There is an insatiable desire to break out of all the chaos. Do whatever little is necessary for survival, and live in serenity. And seclusion. Himalayas maybe, where I see my freedom. People take charge and explain to me how seclusion isn't the right thing, that humans need to share/love/communicate to survive. I don't know if right and wrong is that simple. The fact that the society has and will continue to seclude itself from such culpable crimes, that these very people try to wash their hands off the dirt by affirming that they cannot do anything about it - is the reason that I find complexity in their "right and wrong". If you are right in walking away from the time and place where a crime is being committed, if that seclusion is justified - atleast I am not claiming to be there for the people when I am actually not. I don't know. Maybe I try to justify all this because I'm not man enough. I see what I feel wrong, looking past the complexity I mentioned, and still act like I don't care. I do care, but I don't have the courage to act perhaps. Do I justify myself by claiming that I am not a man of violence, or I hate guns? I know, to save my mother, sisters and friends I will more than just use a gun.

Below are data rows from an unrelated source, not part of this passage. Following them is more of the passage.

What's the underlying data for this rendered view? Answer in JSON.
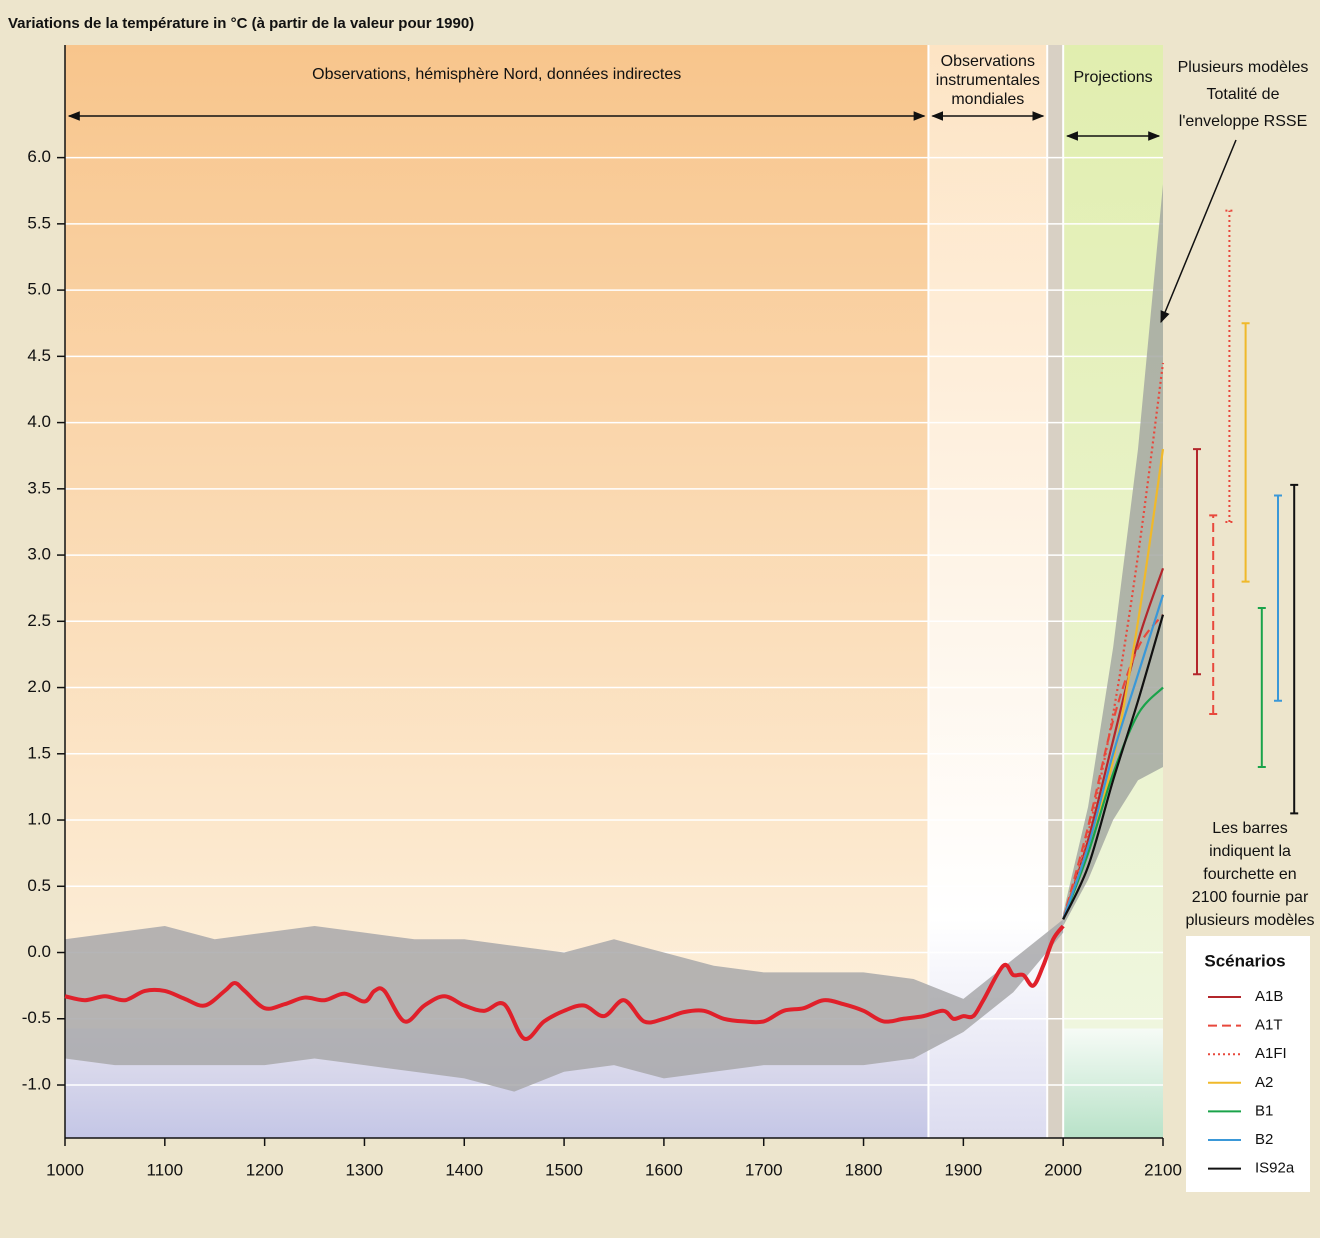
{
  "chart_data": {
    "type": "line",
    "title": "Variations de la température in °C (à partir de la valeur pour 1990)",
    "xlim": [
      1000,
      2100
    ],
    "ylim": [
      -1.4,
      6.85
    ],
    "xticks": [
      1000,
      1100,
      1200,
      1300,
      1400,
      1500,
      1600,
      1700,
      1800,
      1900,
      2000,
      2100
    ],
    "yticks": [
      {
        "value": -1.0,
        "label": "-1.0"
      },
      {
        "value": -0.5,
        "label": "-0.5"
      },
      {
        "value": 0.0,
        "label": "0.0"
      },
      {
        "value": 0.5,
        "label": "0.5"
      },
      {
        "value": 1.0,
        "label": "1.0"
      },
      {
        "value": 1.5,
        "label": "1.5"
      },
      {
        "value": 2.0,
        "label": "2.0"
      },
      {
        "value": 2.5,
        "label": "2.5"
      },
      {
        "value": 3.0,
        "label": "3.0"
      },
      {
        "value": 3.5,
        "label": "3.5"
      },
      {
        "value": 4.0,
        "label": "4.0"
      },
      {
        "value": 4.5,
        "label": "4.5"
      },
      {
        "value": 5.0,
        "label": "5.0"
      },
      {
        "value": 5.5,
        "label": "5.5"
      },
      {
        "value": 6.0,
        "label": "6.0"
      }
    ],
    "grid": true,
    "regions": [
      {
        "label": [
          "Observations, hémisphère Nord, données indirectes"
        ],
        "start": 1000,
        "end": 1865
      },
      {
        "label": [
          "Observations",
          "instrumentales",
          "mondiales"
        ],
        "start": 1865,
        "end": 1984
      },
      {
        "label": [
          "Projections"
        ],
        "start": 2000,
        "end": 2100
      }
    ],
    "bands": [
      {
        "color": "#a8a8aa",
        "x": [
          1000,
          1050,
          1100,
          1150,
          1200,
          1250,
          1300,
          1350,
          1400,
          1450,
          1500,
          1550,
          1600,
          1650,
          1700,
          1750,
          1800,
          1850,
          1900,
          1950,
          2000
        ],
        "lower": [
          -0.8,
          -0.85,
          -0.85,
          -0.85,
          -0.85,
          -0.8,
          -0.85,
          -0.9,
          -0.95,
          -1.05,
          -0.9,
          -0.85,
          -0.95,
          -0.9,
          -0.85,
          -0.85,
          -0.85,
          -0.8,
          -0.6,
          -0.3,
          0.15
        ],
        "upper": [
          0.1,
          0.15,
          0.2,
          0.1,
          0.15,
          0.2,
          0.15,
          0.1,
          0.1,
          0.05,
          0.0,
          0.1,
          0.0,
          -0.1,
          -0.15,
          -0.15,
          -0.15,
          -0.2,
          -0.35,
          -0.05,
          0.25
        ]
      },
      {
        "color": "#a4a8a2",
        "x": [
          2000,
          2025,
          2050,
          2075,
          2100
        ],
        "lower": [
          0.2,
          0.55,
          1.0,
          1.3,
          1.4
        ],
        "upper": [
          0.3,
          1.1,
          2.3,
          3.8,
          5.8
        ]
      }
    ],
    "observed": {
      "color": "#e0202a",
      "x": [
        1000,
        1020,
        1040,
        1060,
        1080,
        1100,
        1120,
        1140,
        1160,
        1170,
        1180,
        1200,
        1220,
        1240,
        1260,
        1280,
        1300,
        1310,
        1320,
        1340,
        1360,
        1380,
        1400,
        1420,
        1440,
        1460,
        1480,
        1500,
        1520,
        1540,
        1560,
        1580,
        1600,
        1620,
        1640,
        1660,
        1680,
        1700,
        1720,
        1740,
        1760,
        1780,
        1800,
        1820,
        1840,
        1860,
        1880,
        1890,
        1900,
        1910,
        1920,
        1940,
        1950,
        1960,
        1970,
        1980,
        1990,
        2000
      ],
      "values": [
        -0.33,
        -0.36,
        -0.33,
        -0.36,
        -0.29,
        -0.29,
        -0.35,
        -0.4,
        -0.29,
        -0.23,
        -0.29,
        -0.42,
        -0.39,
        -0.34,
        -0.36,
        -0.31,
        -0.37,
        -0.29,
        -0.29,
        -0.52,
        -0.4,
        -0.33,
        -0.4,
        -0.44,
        -0.39,
        -0.65,
        -0.52,
        -0.44,
        -0.4,
        -0.48,
        -0.36,
        -0.52,
        -0.5,
        -0.45,
        -0.44,
        -0.5,
        -0.52,
        -0.52,
        -0.44,
        -0.42,
        -0.36,
        -0.39,
        -0.44,
        -0.52,
        -0.5,
        -0.48,
        -0.44,
        -0.5,
        -0.48,
        -0.48,
        -0.36,
        -0.1,
        -0.17,
        -0.17,
        -0.25,
        -0.1,
        0.1,
        0.2
      ]
    },
    "series": [
      {
        "name": "A1B",
        "color": "#b3262b",
        "style": "solid",
        "x": [
          2000,
          2025,
          2050,
          2075,
          2100
        ],
        "values": [
          0.25,
          0.85,
          1.6,
          2.35,
          2.9
        ],
        "range": [
          2.1,
          3.8
        ]
      },
      {
        "name": "A1T",
        "color": "#e8483c",
        "style": "dashed",
        "x": [
          2000,
          2025,
          2050,
          2075,
          2100
        ],
        "values": [
          0.25,
          0.95,
          1.75,
          2.3,
          2.55
        ],
        "range": [
          1.8,
          3.3
        ]
      },
      {
        "name": "A1FI",
        "color": "#e8483c",
        "style": "dotted",
        "x": [
          2000,
          2025,
          2050,
          2075,
          2100
        ],
        "values": [
          0.25,
          0.9,
          1.8,
          3.0,
          4.45
        ],
        "range": [
          3.25,
          5.6
        ]
      },
      {
        "name": "A2",
        "color": "#f0b92a",
        "style": "solid",
        "x": [
          2000,
          2025,
          2050,
          2075,
          2100
        ],
        "values": [
          0.25,
          0.8,
          1.45,
          2.5,
          3.8
        ],
        "range": [
          2.8,
          4.75
        ]
      },
      {
        "name": "B1",
        "color": "#1aa34a",
        "style": "solid",
        "x": [
          2000,
          2025,
          2050,
          2075,
          2100
        ],
        "values": [
          0.25,
          0.75,
          1.35,
          1.8,
          2.0
        ],
        "range": [
          1.4,
          2.6
        ]
      },
      {
        "name": "B2",
        "color": "#3a98d8",
        "style": "solid",
        "x": [
          2000,
          2025,
          2050,
          2075,
          2100
        ],
        "values": [
          0.25,
          0.8,
          1.5,
          2.1,
          2.7
        ],
        "range": [
          1.9,
          3.45
        ]
      },
      {
        "name": "IS92a",
        "color": "#111111",
        "style": "solid",
        "x": [
          2000,
          2025,
          2050,
          2075,
          2100
        ],
        "values": [
          0.25,
          0.65,
          1.3,
          1.9,
          2.55
        ],
        "range": [
          1.05,
          3.53
        ]
      }
    ],
    "legend_title": "Scénarios",
    "annotations": [
      {
        "text": [
          "Plusieurs modèles",
          "Totalité de",
          "l'enveloppe RSSE"
        ]
      },
      {
        "text": [
          "Les barres",
          "indiquent la",
          "fourchette en",
          "2100 fournie par",
          "plusieurs modèles"
        ]
      }
    ]
  }
}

You are standing in the fast lane of a highway and telling me that letting a truck run you over is brave and the one way to be, while running away or stopping the vehicle is cowardice? No, running away is not being foolish and acting towards safety is bravery. Cowardice- Well, for me it's NOT TRYING.

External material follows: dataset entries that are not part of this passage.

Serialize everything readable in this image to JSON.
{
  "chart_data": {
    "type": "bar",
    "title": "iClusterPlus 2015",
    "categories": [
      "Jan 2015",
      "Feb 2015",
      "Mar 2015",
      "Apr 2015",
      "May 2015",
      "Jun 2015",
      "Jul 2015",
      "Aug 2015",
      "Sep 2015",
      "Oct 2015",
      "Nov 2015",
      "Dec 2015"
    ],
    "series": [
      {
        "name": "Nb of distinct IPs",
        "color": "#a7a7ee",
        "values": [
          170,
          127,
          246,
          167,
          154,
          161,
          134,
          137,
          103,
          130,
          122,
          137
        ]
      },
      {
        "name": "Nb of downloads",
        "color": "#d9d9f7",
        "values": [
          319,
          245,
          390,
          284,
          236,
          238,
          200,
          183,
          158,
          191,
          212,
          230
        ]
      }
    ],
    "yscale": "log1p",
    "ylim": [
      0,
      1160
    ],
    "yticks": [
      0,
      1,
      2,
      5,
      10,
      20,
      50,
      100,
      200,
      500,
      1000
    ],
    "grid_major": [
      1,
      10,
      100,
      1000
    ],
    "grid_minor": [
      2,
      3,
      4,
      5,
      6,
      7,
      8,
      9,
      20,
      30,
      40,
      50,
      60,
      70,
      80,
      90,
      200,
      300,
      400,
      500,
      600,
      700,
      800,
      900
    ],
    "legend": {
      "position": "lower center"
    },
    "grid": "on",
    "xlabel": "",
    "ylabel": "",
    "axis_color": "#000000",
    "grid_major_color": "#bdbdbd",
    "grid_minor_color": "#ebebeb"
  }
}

Then again I wonder what I am up against? Human weakness, you can't fight it with a gun.

If I had a concrete frame of mind to go either way I would. If I could change the world I would. If I could run away I would.  I can free my mind by seclusion or by inclusion, the problem is choice. Being passionate about the choice I make is most important. Believing in it down to my bones. The purest form of freedom is freedom of mind. It's a bit abstract. If I can free my mind I'll know what is to be done. I'll know how it is to be done. It's similar to being in a state of Moksha, while alive. Till then I'll try not to think too deep. There's more to me than just brains. It's called Coolness.